I was terrified then that it was the beginning of the end and devastated to find out I was right. It all happened so fast afterwards that it took a long time to process. And although I've made a lot of progress over this past year, in some ways, I still don’t think I've really processed or accepted everything.
I still can’t bring myself to delete his email address from my contacts or take his number off my speed dial. I haven’t closed the estate; we haven’t finished going through all his things and deciding what to do with it all. I remember this from when my mom died…to take something of his and give it a new home, to remove it from its rightful place in his home is an acknowledgement that he won’t be coming back.
I’m stuck in this place where I know he’s gone but it’s difficult for me to take the next steps. I know it’s part of the process and takes time.
And it’s not as if my whole life has been on hold – how could it be with a growing boy in my life? My son was 7 months old then…not even walking yet. Now he’s a running, climbing, babbling 19 month old dynamo that keeps his dad and me hopping. He is our light and has brought us so much happiness, especially on the hard days.
And we had Christmas and birthdays and bought a new house and the world kept on and so did we. Just with a big hole that will take a long while to fill.
I miss his voice and his laugh and his presence. I miss having entire conversations in movie quotes. I miss making him dinner and how much he appreciated a home-cooked meal. I miss playing Clue or trivia or poker or just sitting around not doing much of anything.
I am so very sad that Monkey will never know his Uncle Steve. I am so glad that Steve got to know him for the short time he did. I think all the time about what a wonderful uncle he would have been.

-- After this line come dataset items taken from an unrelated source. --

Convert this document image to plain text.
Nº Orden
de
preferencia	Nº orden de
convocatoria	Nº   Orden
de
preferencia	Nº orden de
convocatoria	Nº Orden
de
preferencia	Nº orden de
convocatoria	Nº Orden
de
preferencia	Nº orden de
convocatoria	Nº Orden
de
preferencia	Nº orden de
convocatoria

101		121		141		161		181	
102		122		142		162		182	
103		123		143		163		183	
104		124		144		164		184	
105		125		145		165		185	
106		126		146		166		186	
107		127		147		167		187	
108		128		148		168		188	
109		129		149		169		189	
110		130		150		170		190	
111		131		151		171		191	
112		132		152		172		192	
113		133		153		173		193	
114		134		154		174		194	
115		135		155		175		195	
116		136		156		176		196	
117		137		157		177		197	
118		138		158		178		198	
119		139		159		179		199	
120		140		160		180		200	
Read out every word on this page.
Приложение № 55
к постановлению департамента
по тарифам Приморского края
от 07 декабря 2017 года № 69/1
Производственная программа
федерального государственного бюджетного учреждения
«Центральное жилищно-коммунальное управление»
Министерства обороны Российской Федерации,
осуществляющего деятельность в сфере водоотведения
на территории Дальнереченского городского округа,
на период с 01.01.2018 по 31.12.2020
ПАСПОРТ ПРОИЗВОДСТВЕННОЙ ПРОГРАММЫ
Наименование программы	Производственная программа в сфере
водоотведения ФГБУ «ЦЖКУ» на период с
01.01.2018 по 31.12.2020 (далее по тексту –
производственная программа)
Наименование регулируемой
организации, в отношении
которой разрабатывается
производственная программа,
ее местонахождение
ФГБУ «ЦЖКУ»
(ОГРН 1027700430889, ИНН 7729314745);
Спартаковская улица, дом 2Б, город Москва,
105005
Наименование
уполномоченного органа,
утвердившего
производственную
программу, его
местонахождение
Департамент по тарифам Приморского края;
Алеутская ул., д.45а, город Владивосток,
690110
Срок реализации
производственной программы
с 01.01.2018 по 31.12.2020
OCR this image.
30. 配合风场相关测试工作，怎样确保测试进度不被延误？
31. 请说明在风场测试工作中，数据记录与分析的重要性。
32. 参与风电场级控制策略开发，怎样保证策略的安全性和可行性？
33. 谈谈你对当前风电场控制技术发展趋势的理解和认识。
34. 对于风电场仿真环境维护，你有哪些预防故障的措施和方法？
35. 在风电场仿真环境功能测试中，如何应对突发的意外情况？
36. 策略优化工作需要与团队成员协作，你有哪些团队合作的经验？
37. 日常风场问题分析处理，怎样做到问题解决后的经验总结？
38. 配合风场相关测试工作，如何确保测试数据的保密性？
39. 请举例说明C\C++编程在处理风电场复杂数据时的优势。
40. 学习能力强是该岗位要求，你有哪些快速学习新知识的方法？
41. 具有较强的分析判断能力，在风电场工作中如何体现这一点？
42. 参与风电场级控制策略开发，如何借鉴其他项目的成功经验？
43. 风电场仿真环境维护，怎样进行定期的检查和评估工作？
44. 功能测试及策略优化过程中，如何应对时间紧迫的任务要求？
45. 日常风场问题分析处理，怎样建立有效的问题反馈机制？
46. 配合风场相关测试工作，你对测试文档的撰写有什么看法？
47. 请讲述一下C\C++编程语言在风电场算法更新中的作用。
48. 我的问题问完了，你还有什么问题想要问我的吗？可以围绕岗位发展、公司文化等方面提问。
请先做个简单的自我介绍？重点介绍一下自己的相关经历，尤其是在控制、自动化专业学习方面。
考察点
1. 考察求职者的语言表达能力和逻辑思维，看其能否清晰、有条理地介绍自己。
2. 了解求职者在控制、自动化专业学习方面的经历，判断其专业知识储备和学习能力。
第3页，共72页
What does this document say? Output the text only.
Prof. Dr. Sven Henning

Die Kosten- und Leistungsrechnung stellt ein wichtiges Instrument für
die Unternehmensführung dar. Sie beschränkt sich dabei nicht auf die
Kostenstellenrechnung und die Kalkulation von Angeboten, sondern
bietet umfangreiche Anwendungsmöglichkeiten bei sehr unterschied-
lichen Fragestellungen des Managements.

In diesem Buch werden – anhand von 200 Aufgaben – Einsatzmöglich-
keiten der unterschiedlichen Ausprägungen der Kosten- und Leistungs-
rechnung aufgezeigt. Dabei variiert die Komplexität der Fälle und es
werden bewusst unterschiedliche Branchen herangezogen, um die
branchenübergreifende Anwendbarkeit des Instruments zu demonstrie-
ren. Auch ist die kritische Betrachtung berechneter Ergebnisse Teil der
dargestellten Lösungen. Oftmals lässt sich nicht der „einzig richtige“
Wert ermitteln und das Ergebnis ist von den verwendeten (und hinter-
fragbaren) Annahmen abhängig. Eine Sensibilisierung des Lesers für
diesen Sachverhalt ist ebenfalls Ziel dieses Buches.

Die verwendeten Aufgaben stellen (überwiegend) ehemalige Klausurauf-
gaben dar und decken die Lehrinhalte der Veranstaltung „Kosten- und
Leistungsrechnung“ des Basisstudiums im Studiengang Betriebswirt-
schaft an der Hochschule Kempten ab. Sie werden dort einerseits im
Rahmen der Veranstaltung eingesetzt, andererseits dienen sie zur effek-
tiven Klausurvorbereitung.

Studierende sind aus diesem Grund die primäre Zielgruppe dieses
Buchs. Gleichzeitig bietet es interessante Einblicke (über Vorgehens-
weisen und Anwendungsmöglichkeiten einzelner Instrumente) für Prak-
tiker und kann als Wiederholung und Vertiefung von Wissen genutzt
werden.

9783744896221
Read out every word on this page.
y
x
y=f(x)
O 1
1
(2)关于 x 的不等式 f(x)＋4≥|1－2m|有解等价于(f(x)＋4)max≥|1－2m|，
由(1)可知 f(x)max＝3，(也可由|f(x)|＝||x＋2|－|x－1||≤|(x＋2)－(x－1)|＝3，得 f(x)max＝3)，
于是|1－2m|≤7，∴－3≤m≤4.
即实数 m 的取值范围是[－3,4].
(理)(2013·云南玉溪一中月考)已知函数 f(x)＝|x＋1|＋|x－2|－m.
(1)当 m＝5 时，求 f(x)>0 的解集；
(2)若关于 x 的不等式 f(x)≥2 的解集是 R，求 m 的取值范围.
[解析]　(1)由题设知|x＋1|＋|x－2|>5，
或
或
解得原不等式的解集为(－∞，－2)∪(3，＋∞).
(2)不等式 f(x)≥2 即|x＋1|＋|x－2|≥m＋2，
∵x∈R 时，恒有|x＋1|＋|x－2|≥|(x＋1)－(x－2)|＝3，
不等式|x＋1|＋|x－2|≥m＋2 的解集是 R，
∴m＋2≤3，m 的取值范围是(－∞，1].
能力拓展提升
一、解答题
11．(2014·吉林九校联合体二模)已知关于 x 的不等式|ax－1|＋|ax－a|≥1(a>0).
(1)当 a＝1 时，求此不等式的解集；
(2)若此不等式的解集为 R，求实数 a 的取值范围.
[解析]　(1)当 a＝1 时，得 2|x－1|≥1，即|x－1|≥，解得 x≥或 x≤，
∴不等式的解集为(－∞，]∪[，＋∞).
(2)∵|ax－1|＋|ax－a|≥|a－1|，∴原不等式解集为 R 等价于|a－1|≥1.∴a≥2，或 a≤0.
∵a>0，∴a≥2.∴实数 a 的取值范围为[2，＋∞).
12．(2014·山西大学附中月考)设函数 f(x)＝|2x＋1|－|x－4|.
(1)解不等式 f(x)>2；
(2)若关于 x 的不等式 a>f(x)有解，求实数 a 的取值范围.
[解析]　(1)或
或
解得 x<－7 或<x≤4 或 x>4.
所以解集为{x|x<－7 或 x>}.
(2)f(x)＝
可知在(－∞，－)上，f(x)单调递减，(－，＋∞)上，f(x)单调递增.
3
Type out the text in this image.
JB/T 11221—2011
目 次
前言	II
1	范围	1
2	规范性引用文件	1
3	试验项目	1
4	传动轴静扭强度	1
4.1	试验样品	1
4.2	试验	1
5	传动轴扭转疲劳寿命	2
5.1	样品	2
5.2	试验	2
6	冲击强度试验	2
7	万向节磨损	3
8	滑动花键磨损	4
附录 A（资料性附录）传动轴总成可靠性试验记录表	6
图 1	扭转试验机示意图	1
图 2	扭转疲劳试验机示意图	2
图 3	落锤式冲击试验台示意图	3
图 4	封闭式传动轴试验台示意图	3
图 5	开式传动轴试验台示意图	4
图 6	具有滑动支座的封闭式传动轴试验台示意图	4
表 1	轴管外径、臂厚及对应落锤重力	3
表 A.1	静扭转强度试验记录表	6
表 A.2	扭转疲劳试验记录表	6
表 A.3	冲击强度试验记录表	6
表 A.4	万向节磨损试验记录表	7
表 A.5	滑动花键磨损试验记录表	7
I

I am also sad for me and the person I lost. He wasn’t just a brother to me. He was a best friend and someone I looked to for guidance and grounding. He was a beacon for me, a rock. And above all, for my entire life, I knew that he would always look out for me and be there to take care of me when I needed him.
It’s a hard day today, but I’m thankful to have had Steve as a brother and to have been so close to him. I’m glad I was able to be there for him when he needed me.
I miss you with all my heart, T.B. Cott. I wish you were here.